When JNJ-372 binds to the extracellular domains of the EGFR and cMET receptors, it can do three things: block the growth factor that activates the receptors, degrade the receptors, and recruit natural killer cells. The drug's ability to degrade the receptors is the mechanism that's most likely driving the broad activity seen in the trial, Haura suspects, because the antibody is designed to recognize the wild-type EGFR and cMET domains of the receptors on the cell surface, and isn't being inhibited by the resistance mutations in the intercellular domain.
"This may be a way to re-lump patients [into bigger groups] because you don't have to care about the specific resistance mechanisms so much if the antibody is able to come in and degrade the receptor," Haura said.
But the response rate in the study was 30 percent, and future studies will have to account for other factors that may be keeping more patients from responding. The Phase I study is still exploring higher doses of the drug, Haura noted, and more patients may see tumor shrinkage as they experience greater degradation of the receptor at these higher doses.
Reviewing the data from this study, Jessica Bauman from Fox Chase Cancer Center said that more work needs to be done to understand the role of EGFR expression and other resistance mechanisms in mediating response to the drug. Additionally, combining this antibody-based drug with EGFR TKIs could increase efficacy, she noted, and given JNJ-372's ability to recruit natural killer cells, combining it with a compound that stimulates natural killer cells may be worth exploring.
"While the complexity and heterogeneity of lung cancer are likely contributing factors for non-response, we are continuing to study and understand the genetic profile of patients to determine why some don't respond to certain treatments," said Matt Lorenzi, Janssen's VP of the Solid Tumor Targeted Therapy Area. "We are focused on the further development of novel therapies such as JNJ-6372, and potential combination approaches to increase effectiveness and response."
The Phase I study is continuing to explore the activity of Janssen's drug in different EGFR inhibitor resistant populations.
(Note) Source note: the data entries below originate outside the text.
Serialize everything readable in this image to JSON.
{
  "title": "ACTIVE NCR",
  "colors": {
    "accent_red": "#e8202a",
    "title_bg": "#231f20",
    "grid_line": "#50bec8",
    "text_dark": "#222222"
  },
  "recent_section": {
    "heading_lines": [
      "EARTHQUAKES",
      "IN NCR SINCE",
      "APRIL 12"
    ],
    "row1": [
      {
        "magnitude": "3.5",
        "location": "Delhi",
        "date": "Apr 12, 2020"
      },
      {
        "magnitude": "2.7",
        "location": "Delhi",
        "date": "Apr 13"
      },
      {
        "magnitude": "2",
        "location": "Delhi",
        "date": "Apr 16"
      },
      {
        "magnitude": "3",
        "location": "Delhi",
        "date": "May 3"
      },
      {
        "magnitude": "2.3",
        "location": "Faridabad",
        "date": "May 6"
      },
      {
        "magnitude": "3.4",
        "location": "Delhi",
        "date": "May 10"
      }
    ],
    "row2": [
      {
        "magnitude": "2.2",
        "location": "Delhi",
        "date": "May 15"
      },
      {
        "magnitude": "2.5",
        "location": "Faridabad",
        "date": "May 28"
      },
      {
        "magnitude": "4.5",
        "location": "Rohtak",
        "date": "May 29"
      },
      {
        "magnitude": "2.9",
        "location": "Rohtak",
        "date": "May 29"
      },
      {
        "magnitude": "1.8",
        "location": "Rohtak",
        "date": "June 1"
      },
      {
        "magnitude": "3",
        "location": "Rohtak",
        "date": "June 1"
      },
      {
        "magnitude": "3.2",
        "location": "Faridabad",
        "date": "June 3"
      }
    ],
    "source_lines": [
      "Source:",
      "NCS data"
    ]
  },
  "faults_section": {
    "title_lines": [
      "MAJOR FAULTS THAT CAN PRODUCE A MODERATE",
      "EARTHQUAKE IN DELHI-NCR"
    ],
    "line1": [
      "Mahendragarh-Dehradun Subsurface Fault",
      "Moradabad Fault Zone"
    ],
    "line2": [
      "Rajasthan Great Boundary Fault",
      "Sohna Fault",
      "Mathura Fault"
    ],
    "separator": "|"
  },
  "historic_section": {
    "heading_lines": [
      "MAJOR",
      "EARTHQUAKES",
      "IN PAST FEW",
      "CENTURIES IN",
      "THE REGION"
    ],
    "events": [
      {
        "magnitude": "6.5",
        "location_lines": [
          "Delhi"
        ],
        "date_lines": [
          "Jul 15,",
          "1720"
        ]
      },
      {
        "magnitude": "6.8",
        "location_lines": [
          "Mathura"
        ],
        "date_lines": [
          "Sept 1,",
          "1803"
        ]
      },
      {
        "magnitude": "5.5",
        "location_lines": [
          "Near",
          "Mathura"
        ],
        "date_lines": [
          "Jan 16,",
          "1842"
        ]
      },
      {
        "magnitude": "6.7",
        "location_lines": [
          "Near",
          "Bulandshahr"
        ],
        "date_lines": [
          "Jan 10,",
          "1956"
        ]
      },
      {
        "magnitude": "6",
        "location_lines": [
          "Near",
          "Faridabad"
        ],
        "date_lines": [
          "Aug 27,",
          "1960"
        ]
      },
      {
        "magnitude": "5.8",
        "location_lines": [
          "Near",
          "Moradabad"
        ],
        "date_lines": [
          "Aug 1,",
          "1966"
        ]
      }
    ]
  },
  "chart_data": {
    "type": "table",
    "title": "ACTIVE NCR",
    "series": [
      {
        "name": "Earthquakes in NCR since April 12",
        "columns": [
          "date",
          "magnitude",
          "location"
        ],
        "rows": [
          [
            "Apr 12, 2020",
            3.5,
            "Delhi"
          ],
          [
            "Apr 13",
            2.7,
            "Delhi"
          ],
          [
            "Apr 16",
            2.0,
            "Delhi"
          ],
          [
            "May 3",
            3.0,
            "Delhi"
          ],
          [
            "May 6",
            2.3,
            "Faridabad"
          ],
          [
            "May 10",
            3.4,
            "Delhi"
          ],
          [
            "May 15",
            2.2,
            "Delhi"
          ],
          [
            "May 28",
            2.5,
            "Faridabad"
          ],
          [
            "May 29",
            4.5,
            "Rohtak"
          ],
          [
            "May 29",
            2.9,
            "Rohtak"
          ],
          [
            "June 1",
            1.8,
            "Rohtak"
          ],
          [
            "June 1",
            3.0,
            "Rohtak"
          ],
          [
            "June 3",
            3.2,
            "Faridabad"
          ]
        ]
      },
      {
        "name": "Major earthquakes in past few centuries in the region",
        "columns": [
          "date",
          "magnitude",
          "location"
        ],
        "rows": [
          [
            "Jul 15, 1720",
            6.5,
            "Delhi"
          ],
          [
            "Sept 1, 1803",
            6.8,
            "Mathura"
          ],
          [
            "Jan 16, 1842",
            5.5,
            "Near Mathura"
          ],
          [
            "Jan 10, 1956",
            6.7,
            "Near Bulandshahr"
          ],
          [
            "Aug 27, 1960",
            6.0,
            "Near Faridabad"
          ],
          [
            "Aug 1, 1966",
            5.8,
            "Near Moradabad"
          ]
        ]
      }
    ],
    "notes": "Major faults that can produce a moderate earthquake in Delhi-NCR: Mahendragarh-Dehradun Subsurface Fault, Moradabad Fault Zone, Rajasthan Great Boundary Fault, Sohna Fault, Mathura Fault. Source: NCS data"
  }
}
The Phase I study has to accrue patients to a cohort looking specifically at how well JNJ-372 works in those who have become resistant to front-line osimertinib. A cohort of patients who have become resistant through EGFR exon 20 insertions hasn't finished enrolling.
Haura noted that now that there are investigational EGFR inhibitors, such as Spectrum Pharmaceuticals' poziotinib, being studied in NSCLC patients with exon 20 mutations, there is also the possibility of opening an arm that enrolls patients that have become resistant to these therapies. Additionally, because JNJ-372 targets cMET, it's worth considering opening an arm with patients with MET exon 14-skipping mutations, he added.
Early approaches in precision oncology focused on tyrosine kinase inhibitors because 10 or 15 years ago, TKIs yielded much more dramatic initial responses against genomically driven tumors. By comparison, "most of us didn't think much of antibodies," Haura recalled. But the field now has greater understanding and appreciation of the complexity of tumor heterogeneity, and it makes sense to rethink the use of antibody-based drugs, he said.